Naturally, I am aware and we all know that many are not immediately able to identify themselves with, to understand, to assimilate all that the Church teaches. It seems to me important firstly to awaken this intention to believe with the Church, even if personally someone may not yet have assimilated many particulars. It is necessary to have this will to believe with the Church, to have trust that this Church — the community not only of 2,000 years of pilgrimage of the people of God, but the community that embraces heaven and earth, the community where all the righteous of all times are therefore present — that this Church enlivened by the Holy Spirit truly carries within the “compass” of the Spirit and therefore is the true subject of faith.
The individual, then, is inserted into this subject, adheres to it, and so, even if he or she is still not completely penetrated by this, the person has trust and participates in the faith of the Church, wants to believe with the Church. To me, this seems like our lifelong pilgrimage: to arrive with our thought, our affections, with our entire life at the communion of faith. We can offer this to everyone, so that little by little one can identify and especially take this step over and over again to trust in the faith of the Church, to insert themselves in this pilgrimage of faith, so as to receive the light of faith.
To conclude, I would like once more to say “thank you” for the contribution expressed here regarding Christocentrism, the requirement for our faith to be ever nourished by personal encounter with Christ, a personal friendship with Jesus.
Romano Guardini correctly said 70 years ago that the essence of Christianity is not an idea but a Person. Great theologians have tried to describe the essential ideas that make up Christianity. But in the end, the Christianity that they constructed was not convincing, because Christianit
y is in the first place an Event, a Person. And thus in the Person we discover the richness of what is contained. This is important.
And here I think we also find an answer to a difficulty often voiced today regarding the missionary nature of the Church. From many comes the temptation to think this way regarding others: “But why do we not leave them in peace? They have their authenticity, their truth. We have ours. And so, let us live together in harmony, leaving all persons as they are, so that they search out their authenticity in the best way.”
But how can one’s personal authenticity be discovered if in reality, in the depth of our hearts, there is the expectation of Jesus, and the genuine authenticity of each person is found exactly in communion with Christ and not without Christ?

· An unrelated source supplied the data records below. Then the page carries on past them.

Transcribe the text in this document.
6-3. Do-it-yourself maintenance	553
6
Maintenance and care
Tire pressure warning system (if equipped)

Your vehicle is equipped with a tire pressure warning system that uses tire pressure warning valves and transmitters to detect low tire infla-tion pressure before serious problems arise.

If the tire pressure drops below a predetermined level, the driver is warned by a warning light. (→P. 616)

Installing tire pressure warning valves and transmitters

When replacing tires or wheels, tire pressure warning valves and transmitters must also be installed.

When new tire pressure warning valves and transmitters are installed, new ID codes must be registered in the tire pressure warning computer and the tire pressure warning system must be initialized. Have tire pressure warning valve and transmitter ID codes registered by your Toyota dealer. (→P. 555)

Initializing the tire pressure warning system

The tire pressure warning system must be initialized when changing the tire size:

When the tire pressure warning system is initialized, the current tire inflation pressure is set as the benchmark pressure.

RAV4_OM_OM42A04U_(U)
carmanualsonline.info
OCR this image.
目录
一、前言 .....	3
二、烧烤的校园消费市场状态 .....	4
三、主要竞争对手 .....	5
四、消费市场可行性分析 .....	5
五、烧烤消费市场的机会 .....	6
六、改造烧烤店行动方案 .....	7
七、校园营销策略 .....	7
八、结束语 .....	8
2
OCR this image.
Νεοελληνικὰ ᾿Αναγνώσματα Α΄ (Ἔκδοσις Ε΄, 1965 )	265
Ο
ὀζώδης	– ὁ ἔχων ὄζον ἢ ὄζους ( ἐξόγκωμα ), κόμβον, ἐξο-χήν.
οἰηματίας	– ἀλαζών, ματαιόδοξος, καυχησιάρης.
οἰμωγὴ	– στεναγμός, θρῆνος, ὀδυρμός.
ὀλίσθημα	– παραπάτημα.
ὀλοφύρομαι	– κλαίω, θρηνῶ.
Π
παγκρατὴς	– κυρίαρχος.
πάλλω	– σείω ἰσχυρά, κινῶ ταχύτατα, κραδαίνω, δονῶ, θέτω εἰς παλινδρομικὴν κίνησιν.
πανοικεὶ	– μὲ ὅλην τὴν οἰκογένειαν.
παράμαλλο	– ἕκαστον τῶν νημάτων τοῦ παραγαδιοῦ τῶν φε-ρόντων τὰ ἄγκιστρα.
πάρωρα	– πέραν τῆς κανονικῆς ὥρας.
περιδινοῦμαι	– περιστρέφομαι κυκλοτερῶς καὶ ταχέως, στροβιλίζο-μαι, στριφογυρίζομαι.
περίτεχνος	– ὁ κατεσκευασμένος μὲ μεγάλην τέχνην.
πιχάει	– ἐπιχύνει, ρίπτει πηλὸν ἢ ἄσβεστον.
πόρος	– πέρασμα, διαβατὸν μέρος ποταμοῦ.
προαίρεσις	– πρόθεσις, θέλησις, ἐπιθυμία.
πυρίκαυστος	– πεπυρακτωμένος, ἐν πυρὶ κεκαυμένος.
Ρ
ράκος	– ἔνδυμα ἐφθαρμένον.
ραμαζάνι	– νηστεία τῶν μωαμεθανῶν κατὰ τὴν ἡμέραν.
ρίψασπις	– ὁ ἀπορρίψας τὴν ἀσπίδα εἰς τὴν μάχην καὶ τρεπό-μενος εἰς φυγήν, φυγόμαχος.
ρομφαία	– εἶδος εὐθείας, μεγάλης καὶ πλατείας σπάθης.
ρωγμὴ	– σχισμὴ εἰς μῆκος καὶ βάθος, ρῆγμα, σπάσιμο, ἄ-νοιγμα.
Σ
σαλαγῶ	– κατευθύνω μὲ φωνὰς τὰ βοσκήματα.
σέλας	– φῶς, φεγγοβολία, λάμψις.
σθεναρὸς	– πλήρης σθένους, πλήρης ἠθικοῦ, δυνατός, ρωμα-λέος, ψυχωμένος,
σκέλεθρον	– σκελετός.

Said in another way: If we have found the Lord and if he is the light and joy of our lives, are we sure that for someone else who has not found Christ he is not lacking something essential and that it is our duty to offer him this essential reality?
We then leave what will transpire to the direction of the Holy Spirit and the freedom of each person. But if we are convinced and we have experienced the fact that without Christ life is incomplete, is missing a reality, the fundamental reality, we must also be convinced that we do harm to no one if we show them Christ and we offer them in this way too the possibility to discover their true authenticity, the joy of having discovered life.
In closing, I would like to say “thank you” to all who make up the Presbytery and the Ecclesial Community of Rome, to the parish and vice-parish priests, to all who collaborate in the various offices, to deacons, catechists and above all to the men and women religious who are somewhat the “heart” of the ecclesial life of a Diocese. Thank you for this witness that you give.
Let us all go forward together, moved by the love of Christ. And in this way, we will succeed!